Smoothing: moving average
Moving average is the most straight forward way of smoothing data. Each point of the spectrum is replaced by the average of $N$ points to its left and right. The easiest way to apply a moving average filter is to convolve the spectrum with an array of length $2 N + 1$ of the value $\frac{1}{2 N + 1}$.
import numpy as np
import matplotlib.pyplot as plt
%matplotlib notebook
First, let's create a dataset to visualize the effect of moving average smoothing:
# create dataset
gaussian_band = lambda wn, A, s, m: A/s*np.sqrt(2*np.pi)*np.exp(-(wn-m)**2/2/s**2)
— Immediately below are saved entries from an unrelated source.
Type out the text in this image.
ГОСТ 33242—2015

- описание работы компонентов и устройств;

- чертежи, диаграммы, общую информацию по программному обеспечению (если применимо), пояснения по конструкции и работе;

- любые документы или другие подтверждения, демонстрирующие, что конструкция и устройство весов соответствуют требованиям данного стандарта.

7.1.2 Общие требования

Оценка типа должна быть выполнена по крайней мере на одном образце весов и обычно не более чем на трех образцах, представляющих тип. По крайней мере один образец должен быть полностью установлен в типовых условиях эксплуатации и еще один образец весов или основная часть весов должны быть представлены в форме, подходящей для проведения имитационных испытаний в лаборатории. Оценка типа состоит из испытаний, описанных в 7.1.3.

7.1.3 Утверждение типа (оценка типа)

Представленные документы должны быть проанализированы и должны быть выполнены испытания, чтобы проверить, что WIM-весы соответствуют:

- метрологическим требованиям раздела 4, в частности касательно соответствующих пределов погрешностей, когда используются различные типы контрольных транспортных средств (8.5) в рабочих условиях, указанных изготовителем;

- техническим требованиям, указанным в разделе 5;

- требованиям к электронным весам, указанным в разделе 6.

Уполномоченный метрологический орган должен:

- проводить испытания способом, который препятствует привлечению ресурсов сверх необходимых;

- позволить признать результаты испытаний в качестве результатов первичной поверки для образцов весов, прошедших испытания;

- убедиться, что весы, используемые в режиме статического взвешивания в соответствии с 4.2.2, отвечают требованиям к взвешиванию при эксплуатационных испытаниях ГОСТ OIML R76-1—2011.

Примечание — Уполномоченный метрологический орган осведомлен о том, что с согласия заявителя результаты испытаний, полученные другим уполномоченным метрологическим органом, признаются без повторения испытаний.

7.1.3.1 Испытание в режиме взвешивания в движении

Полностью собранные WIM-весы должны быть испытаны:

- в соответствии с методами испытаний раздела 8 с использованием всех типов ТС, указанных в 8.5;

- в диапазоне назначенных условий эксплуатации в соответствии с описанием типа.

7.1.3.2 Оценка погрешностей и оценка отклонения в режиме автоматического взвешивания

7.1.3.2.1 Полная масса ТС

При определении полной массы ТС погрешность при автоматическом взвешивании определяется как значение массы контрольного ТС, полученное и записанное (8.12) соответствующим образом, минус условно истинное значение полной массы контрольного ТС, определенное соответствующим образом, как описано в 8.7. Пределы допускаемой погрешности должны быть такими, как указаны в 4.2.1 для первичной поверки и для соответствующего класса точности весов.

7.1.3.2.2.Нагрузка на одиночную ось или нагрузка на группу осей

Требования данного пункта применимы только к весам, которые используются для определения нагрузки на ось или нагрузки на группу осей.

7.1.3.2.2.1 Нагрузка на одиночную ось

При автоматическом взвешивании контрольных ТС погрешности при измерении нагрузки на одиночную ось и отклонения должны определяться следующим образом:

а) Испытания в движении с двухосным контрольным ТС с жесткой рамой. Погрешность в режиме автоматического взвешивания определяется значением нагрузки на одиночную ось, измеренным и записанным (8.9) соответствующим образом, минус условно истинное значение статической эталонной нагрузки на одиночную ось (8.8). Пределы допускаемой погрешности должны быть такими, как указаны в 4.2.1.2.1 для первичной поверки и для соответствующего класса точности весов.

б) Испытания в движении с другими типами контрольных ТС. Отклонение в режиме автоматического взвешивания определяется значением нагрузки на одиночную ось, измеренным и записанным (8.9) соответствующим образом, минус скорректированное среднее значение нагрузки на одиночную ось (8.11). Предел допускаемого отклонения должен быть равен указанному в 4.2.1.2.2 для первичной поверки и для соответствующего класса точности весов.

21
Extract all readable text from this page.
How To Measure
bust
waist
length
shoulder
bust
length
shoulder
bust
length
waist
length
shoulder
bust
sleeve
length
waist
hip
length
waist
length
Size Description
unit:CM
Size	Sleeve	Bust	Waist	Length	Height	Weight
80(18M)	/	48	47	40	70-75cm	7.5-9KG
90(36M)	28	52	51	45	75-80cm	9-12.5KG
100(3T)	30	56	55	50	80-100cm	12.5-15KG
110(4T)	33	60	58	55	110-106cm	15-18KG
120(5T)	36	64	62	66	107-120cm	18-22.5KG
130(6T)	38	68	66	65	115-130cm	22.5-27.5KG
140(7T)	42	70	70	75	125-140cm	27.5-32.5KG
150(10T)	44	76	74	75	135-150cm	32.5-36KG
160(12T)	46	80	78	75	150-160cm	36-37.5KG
wn = np.arange(1460, 1621)
spectrum = sum([
gaussian_band(wn, A, s, m)
for A, s, m in ((1, 1, 1485), (2.5, 2.5, 1515), (10, 10, 1590))
], np.zeros(wn.shape))
# add normal distributed noise to spectrum
noise = 0.1*np.random.randn(*spectrum.shape)
spectrum_noisy = spectrum + noise
plt.figure()
plt.plot(wn, spectrum, label="spectrum")
plt.plot(wn, spectrum_noisy, label="spectrum + noise")
plt.xlabel("wavenumber")
plt.ylabel("absorption");
plt.legend();
I use the np.convolve(a, v, mode='full')
function to apply the moving average filter. This function convolves the array a
with the spectrum v
. Convolve means, that a
is flipped and then the last element of a
is multiplied with the first element in v
. This is the first element of the result vector. For the next element in the result vector, the one but last element of a
is multiplied with the first element of v
and the last element of a
is multiplied the second element of v
. The sum of these products is the second element of the result vector. And so forth.
For a moving average filter I set all the values in a
to $\frac{1}{N}$, where $N$ is the length of a
.
The mode
argument selects how the filter deals with data points at the edges of the spectrum. The default is 'full'
, which means that that the result vector contains data at its edges that where not all elements of a
have been multiplied with actual data in 'v'. See the plot below for the resulting vector:
plt.figure()
N = 10
v = np.ones(20)
a = np.ones(N)/N
plt.plot(np.convolve(a,v,mode='full'))
plt.xlabel("index")
plt.ylabel("convolution")
The easiest solution is to extend the edges of the spectrum with $N$ copies of the first or the last values, respectively, so that the outermost values of the smoothed spectrum don't point towards zero. In case of highly noisy data, it can also be a good idea, to fill with the average of the $N+1$ values closest to the edge instead:
plt.figure()
N = 10
v = np.ones(20)
a = np.ones(N)/N
v_extended = np.zeros(2*N + len(v))
v_extended[N:-N] = v
v_extended[:N] = np.mean(v[:N+1])
v_extended[-N:] = np.mean(v[-N-1:])
plt.plot(np.convolve(a,v,mode='valid'))
plt.xlabel("index")
plt.ylabel("convolution");
To make the moving average filter reusable, I wrap it in a function like so:
def moving_average(data, N):
"""
`data`: input data array
`N`: data points to average, integer
"""
# create convolution array
window_arr = np.ones(2*N + 1)/(2*N + 1)
#extend spectrum with mean of N+1 values at the end
data_extended = np.zeros(2*N + len(data))
data_extended[N:-N] = data
data_extended[:N] = np.mean(data[:N+1])
data_extended[-N:] = np.mean(data[-N-1:])
smoothed = np.convolve(window_arr, data_extended, mode='valid')
return smoothed
When I apply the moving average filter to the noise test spectrum from the beginning of this article, this is what happens:
plt.figure()
plt.plot(wn, noise, label="unsmoothed")
for N in (1,2,4,8, 16, 32):
plt.plot(wn, moving_average(noise, N), label='$N=${}'.format(N))
plt.xlabel("wavenumber")
plt.ylabel("absorption");
plt.legend();
Obviously, higher higher $N$ means less noise. On the flip side, here is what happens to the bands in the spectrum when I aggressively smooth them:
plt.figure()
plt.plot(wn, spectrum_noisy, label="unsmoothed")
for N in (1,2,4,8, 16, 32):
plt.plot(wn, moving_average(spectrum_noisy, N), label='$N=${}'.format(N))
plt.xlabel("wavenumber")
plt.ylabel("absorption");
plt.legend();
Obviously, higher order filters make the spectrum smoother but at the same time, but they also significantly distort spectra, with narrower bands being affected more noticeably than broader bands.
Moving average filters don't offer a lot of options for customization, but they are the simplest form of a finite impulse response (FIR) filter. These can be tailored to specific problems by selecting frequency windows that contain information and those that don't. The Savitzky-Golay (SG) filter is another type of FIR filter, that has found widespread use in spectroscopy. I will write about these filters more in detail in a future post.